The reason for the first is that it needs to be able to modify every page you are looking at to block the ads. The reason for the second is that it needs access to the Tab API (to get the name/URL of a webpage you view, presumably to make use of white/black lists.)
Which is a huge part of what makes various "privacy policy" terms so damned useless.
There is a ton of software on my computer that "has access" to my "data" and "network traffic": the kernel, network stack, clients, filesystem drivers, etc.
What they don't do is go tattling all this crap back to some mothership (or at least they'd better damned well not be).
Where Android / iPhone apps and Chrome extensions start freaking the living crap out of me is where they say they "require" this access ... and I don't (short of setting up some network traffic instrumentation) know off-hand whether this is staying local to the app or getting broadcast to the world. Or some big brotherly subset of the world.

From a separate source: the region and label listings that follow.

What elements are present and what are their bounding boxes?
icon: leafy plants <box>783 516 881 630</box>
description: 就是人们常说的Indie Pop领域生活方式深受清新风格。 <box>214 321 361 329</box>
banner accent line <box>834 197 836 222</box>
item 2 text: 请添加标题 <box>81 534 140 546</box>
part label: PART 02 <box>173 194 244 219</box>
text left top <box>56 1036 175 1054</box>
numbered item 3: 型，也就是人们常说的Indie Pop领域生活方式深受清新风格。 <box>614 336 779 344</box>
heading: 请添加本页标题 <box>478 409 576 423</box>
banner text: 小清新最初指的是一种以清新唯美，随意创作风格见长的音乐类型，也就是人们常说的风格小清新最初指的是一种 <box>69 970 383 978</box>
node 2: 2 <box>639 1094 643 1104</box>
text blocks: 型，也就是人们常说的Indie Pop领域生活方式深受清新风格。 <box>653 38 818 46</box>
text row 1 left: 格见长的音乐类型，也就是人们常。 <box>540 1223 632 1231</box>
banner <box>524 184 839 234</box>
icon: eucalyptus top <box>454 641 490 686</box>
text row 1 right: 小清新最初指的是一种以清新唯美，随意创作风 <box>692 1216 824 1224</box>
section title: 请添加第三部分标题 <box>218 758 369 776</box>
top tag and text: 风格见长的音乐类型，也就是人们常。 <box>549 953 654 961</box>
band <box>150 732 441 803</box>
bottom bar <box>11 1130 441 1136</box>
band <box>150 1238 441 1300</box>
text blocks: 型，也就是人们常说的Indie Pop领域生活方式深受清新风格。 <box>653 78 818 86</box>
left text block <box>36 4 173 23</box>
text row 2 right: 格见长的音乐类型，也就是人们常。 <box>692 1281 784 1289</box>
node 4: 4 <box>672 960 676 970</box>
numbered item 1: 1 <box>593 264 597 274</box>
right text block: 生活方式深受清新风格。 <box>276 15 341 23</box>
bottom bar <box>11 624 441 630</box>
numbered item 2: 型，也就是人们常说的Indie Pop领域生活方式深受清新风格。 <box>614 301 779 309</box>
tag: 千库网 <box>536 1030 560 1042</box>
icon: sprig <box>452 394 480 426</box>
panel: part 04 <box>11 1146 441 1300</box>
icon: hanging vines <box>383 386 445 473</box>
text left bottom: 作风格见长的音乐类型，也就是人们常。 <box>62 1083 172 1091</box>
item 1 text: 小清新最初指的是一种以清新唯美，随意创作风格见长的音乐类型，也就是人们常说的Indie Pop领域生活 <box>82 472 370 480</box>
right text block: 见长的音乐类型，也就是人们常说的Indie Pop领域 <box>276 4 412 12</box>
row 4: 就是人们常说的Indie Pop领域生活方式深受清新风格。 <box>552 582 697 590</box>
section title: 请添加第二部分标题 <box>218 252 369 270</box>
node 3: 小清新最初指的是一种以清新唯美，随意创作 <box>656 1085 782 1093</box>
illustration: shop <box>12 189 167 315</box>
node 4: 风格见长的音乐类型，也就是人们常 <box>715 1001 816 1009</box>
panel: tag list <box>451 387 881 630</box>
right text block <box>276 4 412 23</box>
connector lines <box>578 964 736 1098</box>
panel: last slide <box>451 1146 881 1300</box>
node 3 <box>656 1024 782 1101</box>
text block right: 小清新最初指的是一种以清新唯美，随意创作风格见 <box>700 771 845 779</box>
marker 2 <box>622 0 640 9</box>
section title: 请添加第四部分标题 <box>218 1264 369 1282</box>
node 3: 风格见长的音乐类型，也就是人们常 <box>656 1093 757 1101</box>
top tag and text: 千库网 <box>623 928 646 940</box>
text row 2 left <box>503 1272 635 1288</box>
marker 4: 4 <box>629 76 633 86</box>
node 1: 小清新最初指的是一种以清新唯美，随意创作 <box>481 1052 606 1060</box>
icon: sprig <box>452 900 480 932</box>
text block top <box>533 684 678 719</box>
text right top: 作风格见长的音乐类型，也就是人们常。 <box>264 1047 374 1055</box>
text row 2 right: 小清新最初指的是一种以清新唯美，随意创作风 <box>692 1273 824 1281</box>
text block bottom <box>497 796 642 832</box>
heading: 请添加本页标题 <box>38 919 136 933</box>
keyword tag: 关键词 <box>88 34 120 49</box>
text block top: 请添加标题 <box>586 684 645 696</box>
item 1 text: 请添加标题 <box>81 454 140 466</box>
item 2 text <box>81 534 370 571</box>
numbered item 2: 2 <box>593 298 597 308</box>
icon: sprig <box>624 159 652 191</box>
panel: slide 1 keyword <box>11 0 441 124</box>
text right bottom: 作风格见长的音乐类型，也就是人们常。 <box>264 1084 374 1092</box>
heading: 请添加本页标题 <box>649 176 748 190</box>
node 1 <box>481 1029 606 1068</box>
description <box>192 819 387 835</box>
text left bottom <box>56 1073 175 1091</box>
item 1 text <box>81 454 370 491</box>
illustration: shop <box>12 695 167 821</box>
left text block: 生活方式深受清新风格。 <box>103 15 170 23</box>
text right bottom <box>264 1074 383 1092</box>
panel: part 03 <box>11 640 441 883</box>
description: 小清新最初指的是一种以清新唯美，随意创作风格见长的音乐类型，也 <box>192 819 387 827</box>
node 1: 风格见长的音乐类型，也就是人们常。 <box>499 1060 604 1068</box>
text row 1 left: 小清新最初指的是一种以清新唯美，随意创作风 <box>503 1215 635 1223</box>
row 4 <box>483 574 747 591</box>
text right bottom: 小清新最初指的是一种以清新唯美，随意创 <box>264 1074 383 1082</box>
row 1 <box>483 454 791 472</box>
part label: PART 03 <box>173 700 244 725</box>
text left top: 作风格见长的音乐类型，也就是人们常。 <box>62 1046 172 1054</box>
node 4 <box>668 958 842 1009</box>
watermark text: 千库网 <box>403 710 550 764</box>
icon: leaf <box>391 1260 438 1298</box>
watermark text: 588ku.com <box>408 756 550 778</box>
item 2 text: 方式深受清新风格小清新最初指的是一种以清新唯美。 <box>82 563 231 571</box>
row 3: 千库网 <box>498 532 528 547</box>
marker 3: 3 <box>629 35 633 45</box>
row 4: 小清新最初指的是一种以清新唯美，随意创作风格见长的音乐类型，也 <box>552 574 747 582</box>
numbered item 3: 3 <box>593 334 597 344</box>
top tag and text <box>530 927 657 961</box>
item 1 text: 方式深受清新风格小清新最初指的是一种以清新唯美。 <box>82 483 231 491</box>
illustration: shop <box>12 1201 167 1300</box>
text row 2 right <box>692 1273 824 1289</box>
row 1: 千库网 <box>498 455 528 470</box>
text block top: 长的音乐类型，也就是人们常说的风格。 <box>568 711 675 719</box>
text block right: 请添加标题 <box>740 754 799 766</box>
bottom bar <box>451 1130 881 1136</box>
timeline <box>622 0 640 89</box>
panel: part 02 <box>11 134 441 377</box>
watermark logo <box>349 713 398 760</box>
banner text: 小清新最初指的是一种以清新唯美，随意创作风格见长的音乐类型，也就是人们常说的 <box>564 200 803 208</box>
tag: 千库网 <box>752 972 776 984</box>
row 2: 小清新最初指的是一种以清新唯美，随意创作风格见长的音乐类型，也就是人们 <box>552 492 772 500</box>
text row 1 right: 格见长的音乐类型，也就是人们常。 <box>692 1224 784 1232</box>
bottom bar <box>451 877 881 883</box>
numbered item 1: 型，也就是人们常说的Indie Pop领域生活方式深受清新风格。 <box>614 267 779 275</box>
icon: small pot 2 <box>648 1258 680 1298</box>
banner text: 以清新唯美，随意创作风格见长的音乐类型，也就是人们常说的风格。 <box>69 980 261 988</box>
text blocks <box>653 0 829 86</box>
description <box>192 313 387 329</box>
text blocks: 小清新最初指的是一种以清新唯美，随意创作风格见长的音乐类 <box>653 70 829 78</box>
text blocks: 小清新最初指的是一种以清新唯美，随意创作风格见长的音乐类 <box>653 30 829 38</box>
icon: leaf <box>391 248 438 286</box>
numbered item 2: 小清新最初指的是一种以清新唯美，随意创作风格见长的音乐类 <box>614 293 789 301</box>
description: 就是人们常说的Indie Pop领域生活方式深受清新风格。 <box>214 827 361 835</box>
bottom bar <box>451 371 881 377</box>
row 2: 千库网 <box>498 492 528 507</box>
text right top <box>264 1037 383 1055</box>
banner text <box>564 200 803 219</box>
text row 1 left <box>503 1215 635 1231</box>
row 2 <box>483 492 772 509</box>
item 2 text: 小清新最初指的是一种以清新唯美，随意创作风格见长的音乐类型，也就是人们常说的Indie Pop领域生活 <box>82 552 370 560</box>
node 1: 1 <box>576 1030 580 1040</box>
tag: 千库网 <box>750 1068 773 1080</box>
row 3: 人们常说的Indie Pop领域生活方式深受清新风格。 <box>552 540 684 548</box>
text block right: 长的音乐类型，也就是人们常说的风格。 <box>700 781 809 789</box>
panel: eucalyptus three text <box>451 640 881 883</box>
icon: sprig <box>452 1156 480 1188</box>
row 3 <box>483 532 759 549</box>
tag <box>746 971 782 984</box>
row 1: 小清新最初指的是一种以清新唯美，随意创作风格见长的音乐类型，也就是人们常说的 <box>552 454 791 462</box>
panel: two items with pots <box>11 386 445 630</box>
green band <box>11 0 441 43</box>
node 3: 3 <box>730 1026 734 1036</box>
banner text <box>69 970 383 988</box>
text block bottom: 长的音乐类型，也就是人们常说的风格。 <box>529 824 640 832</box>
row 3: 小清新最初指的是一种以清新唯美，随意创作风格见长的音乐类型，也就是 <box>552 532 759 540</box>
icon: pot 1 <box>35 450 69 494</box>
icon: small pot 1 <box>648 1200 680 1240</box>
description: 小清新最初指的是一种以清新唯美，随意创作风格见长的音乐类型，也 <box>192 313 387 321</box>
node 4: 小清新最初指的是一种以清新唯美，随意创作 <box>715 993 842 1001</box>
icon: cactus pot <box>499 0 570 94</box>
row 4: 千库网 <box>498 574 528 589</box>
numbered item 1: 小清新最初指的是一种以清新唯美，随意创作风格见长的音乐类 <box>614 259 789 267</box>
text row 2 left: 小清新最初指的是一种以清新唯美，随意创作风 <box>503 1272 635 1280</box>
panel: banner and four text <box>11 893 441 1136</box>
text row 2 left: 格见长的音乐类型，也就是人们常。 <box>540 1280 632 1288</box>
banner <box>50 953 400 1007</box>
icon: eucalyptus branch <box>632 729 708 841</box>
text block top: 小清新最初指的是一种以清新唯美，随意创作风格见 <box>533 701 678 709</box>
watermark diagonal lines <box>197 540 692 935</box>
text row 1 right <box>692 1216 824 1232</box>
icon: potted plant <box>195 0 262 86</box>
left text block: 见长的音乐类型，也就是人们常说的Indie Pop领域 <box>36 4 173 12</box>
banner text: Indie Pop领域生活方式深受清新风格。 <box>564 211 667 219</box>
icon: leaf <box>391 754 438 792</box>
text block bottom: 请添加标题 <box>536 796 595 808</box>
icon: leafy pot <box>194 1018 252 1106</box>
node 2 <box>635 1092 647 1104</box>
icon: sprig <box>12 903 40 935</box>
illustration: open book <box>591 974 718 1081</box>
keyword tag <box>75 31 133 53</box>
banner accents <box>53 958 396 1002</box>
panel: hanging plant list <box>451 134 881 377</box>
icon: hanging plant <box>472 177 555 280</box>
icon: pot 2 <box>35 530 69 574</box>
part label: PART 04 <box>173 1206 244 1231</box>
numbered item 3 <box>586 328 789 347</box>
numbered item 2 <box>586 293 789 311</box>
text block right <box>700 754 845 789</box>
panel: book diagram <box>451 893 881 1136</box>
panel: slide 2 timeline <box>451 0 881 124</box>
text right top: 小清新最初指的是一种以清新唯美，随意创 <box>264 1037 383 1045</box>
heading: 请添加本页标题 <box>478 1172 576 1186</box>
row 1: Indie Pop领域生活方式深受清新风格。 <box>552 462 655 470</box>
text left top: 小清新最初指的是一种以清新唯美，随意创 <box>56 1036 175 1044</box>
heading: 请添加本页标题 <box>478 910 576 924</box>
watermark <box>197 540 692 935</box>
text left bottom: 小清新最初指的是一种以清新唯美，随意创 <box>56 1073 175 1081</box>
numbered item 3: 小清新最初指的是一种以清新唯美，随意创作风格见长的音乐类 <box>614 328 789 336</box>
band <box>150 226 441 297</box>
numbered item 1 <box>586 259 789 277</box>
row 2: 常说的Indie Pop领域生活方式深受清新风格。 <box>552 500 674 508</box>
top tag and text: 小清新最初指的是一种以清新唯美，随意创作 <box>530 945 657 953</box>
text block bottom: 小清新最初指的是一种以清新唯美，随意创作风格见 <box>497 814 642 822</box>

My point is that what the extension requests access to is necessary for it to work, which you were disputing in your earlier message.
Sure you have to trust it, and you are generally right to be paranoid about Chrome extensions, but on the positive side, the extensions are somewhat more limited in the bad things they can do compared to non-sandboxed native desktop apps, and the source code is always available (although at times obfuscated and can be updated automatically) since they are written in JavaScript.
Well yes. That was exactly my point. Nobody should have to do that. On the tail end just because it's unnecessary tedium. On the fat end because it's hard to do.